European regulators have once again expressed their support for the Alzheimer’s treatment Leqembi, developed jointly by Eisai and Biogen, paving the way for potential approval by the European Commission. This renewed endorsement follows a supplementary safety evaluation requested by the EC, which was conducted after an initial positive recommendation from the European Medicines Agency (EMA) panel in November.

The additional safety review did not alter the committee’s original favorable stance on the medication. This development marks a significant milestone for Leqembi in Europe, where approximately 22 million individuals suffer from Alzheimer’s-related disabilities or dementia across the European Economic Area’s 30 member countries.

The drug’s journey to potential European approval has been marked by several challenges. Initially, the EMA rejected Leqembi, but this decision was subsequently overturned following an appeal by the pharmaceutical companies. Such reversals are uncommon in the regulatory process, making this outcome particularly noteworthy.

Leqembi, along with its competitor Kisunla from Eli Lilly, functions by eliminating amyloid beta, a toxic protein that accumulates in the brains of Alzheimer’s patients. While both medications demonstrate modest success in slowing disease progression, they carry the risk of ARIA (amyloid-related imaging abnormalities), which can manifest as brain swelling or microbleeding.

The presence of these ARIA-related complications has led to cautious approaches from medical professionals when prescribing these medications. This concern was initially reflected in the EMA panel’s first rejection of Leqembi in July, when they determined that the drug’s cognitive decline benefits did not sufficiently outweigh its potential side effects.

However, subsequent analysis revealed that the risk of ARIA varies significantly based on genetic factors. Specifically, individuals with either no copies or a single copy of the ApoE4 gene variant showed lower risk levels, making them more suitable candidates for treatment. Conversely, patients carrying two copies of this gene variant, who typically experience earlier disease onset, face higher risks that were deemed unacceptable by regulators.

The successful appeal by Eisai and Biogen centered on this genetic risk stratification, convincing the panel that the medication’s benefits could outweigh its risks in appropriately selected patients. This nuanced understanding of genetic factors in treatment safety helped transform the drug’s regulatory prospects in Europe.

This positive recommendation represents a remarkable turnaround for Leqembi in the European market. The drug’s potential approval would provide a new treatment option for Alzheimer’s patients across the continent, though its use would likely be limited to those with favorable genetic profiles regarding ARIA risk.

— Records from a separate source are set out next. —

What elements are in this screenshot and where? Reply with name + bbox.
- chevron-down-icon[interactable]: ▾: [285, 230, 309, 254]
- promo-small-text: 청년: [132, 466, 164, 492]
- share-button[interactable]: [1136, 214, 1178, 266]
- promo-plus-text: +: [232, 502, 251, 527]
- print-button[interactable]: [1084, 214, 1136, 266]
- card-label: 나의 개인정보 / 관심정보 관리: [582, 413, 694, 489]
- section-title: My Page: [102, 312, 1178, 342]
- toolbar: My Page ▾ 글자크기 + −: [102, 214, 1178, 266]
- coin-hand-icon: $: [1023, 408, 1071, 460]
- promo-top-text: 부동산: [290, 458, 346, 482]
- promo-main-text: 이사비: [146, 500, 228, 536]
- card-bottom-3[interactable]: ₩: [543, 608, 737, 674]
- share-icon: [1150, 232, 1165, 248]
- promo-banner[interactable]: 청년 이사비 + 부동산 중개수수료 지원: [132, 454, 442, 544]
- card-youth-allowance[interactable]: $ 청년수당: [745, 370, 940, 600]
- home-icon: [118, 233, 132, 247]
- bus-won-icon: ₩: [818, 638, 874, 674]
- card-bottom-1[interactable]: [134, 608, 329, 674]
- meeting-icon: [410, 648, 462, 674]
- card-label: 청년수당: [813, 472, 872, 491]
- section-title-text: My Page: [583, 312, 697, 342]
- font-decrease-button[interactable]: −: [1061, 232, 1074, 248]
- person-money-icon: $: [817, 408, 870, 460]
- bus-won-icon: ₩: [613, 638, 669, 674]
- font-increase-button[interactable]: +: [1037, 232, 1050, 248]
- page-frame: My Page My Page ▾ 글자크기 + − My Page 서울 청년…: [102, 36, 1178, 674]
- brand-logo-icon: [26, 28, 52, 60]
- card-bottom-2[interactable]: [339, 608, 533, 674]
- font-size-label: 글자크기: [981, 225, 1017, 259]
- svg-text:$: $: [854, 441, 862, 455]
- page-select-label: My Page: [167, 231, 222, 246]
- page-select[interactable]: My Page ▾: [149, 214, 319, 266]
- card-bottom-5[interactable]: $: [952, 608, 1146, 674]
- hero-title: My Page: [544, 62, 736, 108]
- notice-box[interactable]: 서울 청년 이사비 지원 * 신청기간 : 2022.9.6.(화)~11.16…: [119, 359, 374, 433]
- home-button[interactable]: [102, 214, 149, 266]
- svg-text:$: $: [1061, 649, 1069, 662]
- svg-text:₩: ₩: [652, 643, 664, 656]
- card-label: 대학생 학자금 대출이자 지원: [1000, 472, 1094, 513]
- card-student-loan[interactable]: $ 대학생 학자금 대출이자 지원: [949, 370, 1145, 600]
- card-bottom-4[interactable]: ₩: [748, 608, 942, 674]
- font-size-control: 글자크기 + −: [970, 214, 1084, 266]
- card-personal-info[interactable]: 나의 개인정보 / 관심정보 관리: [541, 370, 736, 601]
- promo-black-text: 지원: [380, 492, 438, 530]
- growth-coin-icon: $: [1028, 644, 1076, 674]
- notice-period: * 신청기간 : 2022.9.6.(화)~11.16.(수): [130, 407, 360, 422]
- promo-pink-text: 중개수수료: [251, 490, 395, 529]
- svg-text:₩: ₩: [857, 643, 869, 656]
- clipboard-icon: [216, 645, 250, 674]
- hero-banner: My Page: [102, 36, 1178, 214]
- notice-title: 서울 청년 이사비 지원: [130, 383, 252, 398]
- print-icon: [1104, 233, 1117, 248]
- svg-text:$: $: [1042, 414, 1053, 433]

The development also highlights the evolving understanding of personalized medicine in Alzheimer’s treatment, where genetic factors play a crucial role in determining treatment suitability. This approach to patient selection based on genetic markers represents a more sophisticated strategy for balancing therapeutic benefits against potential risks.

As the European Commission prepares to make its final decision, the reaffirmed positive opinion from the EMA panel suggests that Leqembi may soon become available to eligible patients throughout the European Economic Area, marking a significant advance in the treatment options available for Alzheimer’s disease in Europe.